Vorgehen bei Flugverspätungen

Autor: , verfasst am 29.07.2014, 07:04| Jetzt kommentieren

Der Flug kommt zu spät, der Anschlussflug wird verpasst: Flugverspätungen haben häufig weitreichende Folgen. Gerade für Personen, die häufig geschäftlich unterwegs sind und an feste Termine gebunden sind, kann die Verspätung eines Fluges den Unmut der Beteiligten deutlich erhöhen. Geltendes EU-Recht verspricht den Betroffenen zumindest finanziellen Trost in Form von Entschädigungen.

Flugverspätung (© Andreas Imhof-Fotolia.com)
Flugverspätung
(© Andreas Imhof-Fotolia.com)

Die EU-Verordnung 261/2004 reguliert die Fluggastrechte und im Detail, wann und unter welchen Umständen ein Anspruch auf Entschädigung greift.
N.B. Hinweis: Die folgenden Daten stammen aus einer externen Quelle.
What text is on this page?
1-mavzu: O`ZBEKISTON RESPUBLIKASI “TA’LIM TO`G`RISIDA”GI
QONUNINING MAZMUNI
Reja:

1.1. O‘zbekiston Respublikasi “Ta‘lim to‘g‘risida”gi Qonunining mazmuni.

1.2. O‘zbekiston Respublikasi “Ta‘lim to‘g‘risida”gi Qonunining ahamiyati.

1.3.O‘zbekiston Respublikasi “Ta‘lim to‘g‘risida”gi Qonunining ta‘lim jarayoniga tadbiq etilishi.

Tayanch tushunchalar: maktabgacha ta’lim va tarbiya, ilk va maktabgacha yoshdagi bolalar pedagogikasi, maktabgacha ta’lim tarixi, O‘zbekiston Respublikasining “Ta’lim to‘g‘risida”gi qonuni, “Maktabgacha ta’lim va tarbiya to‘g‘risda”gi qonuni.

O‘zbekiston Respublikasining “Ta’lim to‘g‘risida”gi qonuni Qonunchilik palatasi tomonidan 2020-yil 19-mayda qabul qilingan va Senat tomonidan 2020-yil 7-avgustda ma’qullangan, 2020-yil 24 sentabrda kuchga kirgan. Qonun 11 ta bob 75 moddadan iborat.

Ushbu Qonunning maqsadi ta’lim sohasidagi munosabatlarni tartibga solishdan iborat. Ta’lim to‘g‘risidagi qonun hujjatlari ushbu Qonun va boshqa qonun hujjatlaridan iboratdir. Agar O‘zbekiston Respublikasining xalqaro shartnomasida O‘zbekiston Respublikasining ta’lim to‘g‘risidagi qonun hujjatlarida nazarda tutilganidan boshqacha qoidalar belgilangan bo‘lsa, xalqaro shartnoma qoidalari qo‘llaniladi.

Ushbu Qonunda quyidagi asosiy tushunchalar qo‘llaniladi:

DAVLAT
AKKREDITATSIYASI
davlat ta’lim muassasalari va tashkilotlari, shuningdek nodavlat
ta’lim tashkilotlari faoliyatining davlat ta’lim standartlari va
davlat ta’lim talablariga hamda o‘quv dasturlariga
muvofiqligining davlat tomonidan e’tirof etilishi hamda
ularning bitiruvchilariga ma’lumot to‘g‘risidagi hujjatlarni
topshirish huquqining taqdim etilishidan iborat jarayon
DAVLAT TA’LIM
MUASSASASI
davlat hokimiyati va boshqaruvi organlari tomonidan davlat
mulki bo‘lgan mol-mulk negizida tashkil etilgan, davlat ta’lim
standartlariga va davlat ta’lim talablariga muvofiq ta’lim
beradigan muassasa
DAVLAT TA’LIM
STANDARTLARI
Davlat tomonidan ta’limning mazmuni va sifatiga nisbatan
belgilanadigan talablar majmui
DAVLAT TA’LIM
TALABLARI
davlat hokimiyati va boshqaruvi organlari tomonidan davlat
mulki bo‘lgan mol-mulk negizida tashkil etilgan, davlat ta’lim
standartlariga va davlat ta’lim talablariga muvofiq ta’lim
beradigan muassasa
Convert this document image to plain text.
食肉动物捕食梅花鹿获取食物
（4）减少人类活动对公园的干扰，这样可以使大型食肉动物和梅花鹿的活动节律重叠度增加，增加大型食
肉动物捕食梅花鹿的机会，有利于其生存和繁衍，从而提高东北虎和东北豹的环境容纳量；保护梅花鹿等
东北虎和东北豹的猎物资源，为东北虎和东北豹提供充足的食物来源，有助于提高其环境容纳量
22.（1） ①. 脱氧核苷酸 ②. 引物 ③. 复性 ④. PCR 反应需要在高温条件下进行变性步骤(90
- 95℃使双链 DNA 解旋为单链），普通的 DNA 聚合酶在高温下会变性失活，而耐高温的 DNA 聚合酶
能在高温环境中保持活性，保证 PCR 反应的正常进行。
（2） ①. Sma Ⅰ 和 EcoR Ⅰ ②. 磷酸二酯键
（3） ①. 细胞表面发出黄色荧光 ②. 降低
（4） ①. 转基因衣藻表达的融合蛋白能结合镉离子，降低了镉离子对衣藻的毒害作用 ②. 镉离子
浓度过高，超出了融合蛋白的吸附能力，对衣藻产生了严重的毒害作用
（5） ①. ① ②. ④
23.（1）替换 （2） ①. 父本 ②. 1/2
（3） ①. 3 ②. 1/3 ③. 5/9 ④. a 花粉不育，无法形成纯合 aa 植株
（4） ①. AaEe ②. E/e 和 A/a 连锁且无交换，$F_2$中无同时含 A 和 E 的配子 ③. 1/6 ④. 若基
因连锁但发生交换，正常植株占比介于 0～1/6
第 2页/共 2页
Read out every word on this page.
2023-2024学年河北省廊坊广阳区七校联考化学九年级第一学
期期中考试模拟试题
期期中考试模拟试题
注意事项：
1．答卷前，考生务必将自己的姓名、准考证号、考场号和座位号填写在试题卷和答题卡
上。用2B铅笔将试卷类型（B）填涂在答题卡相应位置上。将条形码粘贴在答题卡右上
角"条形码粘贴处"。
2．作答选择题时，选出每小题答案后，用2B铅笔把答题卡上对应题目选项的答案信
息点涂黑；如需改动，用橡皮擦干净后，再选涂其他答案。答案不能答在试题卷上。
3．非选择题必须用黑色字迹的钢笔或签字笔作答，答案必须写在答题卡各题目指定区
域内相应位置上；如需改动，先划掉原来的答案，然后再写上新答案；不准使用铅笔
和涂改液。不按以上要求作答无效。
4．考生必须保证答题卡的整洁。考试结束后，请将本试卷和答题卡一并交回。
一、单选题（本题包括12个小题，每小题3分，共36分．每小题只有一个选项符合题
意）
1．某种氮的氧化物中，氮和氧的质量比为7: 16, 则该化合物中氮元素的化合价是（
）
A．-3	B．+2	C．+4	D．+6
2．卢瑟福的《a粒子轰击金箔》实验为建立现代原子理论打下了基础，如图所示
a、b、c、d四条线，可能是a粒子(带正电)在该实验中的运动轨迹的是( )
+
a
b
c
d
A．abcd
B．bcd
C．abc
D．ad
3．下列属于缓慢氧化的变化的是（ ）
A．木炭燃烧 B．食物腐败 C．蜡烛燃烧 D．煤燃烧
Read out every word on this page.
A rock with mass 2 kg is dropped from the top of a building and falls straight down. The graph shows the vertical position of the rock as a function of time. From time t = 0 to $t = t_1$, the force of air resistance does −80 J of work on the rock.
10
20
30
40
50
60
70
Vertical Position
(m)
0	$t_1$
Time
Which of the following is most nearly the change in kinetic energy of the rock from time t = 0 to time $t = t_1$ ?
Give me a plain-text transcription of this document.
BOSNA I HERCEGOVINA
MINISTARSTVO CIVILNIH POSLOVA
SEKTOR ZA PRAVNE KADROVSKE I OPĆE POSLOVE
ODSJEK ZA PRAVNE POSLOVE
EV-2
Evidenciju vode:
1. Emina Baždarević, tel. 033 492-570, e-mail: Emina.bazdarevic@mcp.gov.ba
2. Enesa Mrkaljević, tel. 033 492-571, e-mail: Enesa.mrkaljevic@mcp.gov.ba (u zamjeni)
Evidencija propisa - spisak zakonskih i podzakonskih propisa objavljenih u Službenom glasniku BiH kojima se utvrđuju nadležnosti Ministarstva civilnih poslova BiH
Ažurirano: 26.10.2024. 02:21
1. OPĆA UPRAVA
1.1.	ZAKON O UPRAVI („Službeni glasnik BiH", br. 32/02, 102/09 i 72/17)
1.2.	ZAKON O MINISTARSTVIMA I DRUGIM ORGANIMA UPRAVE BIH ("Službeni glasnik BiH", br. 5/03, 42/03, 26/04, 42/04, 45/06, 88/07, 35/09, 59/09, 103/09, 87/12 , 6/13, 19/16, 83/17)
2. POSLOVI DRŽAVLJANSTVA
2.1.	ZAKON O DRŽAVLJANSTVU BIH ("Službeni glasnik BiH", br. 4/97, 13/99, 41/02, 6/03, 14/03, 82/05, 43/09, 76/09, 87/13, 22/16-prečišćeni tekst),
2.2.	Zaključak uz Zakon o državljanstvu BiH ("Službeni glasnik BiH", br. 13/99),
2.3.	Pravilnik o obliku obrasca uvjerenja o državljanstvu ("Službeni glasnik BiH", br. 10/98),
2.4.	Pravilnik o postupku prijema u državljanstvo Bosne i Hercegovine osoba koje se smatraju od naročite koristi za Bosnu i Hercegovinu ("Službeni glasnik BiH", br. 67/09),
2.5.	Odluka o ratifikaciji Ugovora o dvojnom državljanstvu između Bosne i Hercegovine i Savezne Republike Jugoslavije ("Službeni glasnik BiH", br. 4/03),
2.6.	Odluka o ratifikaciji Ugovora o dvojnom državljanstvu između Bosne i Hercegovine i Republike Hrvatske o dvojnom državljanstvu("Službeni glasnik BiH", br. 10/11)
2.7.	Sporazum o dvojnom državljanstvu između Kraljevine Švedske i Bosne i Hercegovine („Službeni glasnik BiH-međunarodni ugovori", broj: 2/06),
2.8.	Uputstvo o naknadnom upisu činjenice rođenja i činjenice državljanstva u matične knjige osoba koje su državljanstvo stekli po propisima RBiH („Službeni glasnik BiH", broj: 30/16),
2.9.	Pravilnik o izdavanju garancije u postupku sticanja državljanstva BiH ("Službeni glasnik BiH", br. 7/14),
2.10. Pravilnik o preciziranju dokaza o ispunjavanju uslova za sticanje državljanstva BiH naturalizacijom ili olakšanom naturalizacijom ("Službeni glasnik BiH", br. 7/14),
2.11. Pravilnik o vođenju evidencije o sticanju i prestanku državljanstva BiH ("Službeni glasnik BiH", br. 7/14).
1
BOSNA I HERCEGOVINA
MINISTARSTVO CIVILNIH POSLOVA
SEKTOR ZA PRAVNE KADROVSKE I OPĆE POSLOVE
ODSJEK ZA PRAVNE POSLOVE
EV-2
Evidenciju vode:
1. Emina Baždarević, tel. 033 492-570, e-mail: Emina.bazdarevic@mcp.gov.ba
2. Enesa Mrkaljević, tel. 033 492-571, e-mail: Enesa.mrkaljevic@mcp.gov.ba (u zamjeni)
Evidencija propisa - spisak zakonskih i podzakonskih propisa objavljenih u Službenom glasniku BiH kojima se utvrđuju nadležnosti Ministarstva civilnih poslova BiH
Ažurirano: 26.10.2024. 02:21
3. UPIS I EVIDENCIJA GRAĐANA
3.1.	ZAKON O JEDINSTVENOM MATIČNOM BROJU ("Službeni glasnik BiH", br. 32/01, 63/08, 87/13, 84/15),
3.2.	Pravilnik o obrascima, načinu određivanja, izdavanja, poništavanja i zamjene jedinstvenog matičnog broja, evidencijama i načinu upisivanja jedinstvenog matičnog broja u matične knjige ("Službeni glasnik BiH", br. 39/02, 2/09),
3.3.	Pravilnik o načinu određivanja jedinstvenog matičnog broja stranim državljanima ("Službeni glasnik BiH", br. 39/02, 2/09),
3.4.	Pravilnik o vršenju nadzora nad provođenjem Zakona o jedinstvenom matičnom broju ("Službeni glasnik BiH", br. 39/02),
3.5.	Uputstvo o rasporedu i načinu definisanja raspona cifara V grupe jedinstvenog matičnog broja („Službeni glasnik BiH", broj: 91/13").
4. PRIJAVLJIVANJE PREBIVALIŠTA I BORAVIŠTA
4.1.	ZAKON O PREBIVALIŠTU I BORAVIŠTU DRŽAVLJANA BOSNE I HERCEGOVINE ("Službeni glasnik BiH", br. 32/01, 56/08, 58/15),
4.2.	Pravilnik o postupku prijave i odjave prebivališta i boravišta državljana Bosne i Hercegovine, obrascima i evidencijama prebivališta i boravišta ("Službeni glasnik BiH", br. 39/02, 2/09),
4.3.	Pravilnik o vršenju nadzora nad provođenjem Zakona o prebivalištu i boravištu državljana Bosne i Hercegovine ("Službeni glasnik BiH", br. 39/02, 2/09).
Die Pflichten der Airline nach der EU-Verordnung

Die EU-Verordnung für Fluggastrechte gilt seit 2005 und ist einschlägig für alle Passagiere, deren Airline innerhalb der EU startet oder landet. Dabei gilt dieses Recht auch für Flüge aus Drittstaaten, wenn die Airline innerhalb der EU einen Sitz hat.

Verpflichtet wird die Airline, den betroffenen Kunden kostenlose Getränke und Snacks zur Verfügung zu stellen und bei längerer Wartezeit auch ein Hotel sowie den Transfer zu organisieren und zu bezahlen.

Ab wann kann eine Entschädigung geltend gemacht werden?

Rechtlich wird eine Verspätung ab drei Stunden mit einem Flugausfall gleichgesetzt. In diesem Fall können Passagiere einen Anspruch auf finanzielle Entschädigung geltend machen. Natürlich setzt eine Geltendmachung des Anspruches auf Entschädigung bei einer Flugverspätung voraus, dass sie als Passagier vorher rechtzeitig am Gate erschienen sind und auch ein gültiges Ticket für den ausgefallenen Flug besitzen.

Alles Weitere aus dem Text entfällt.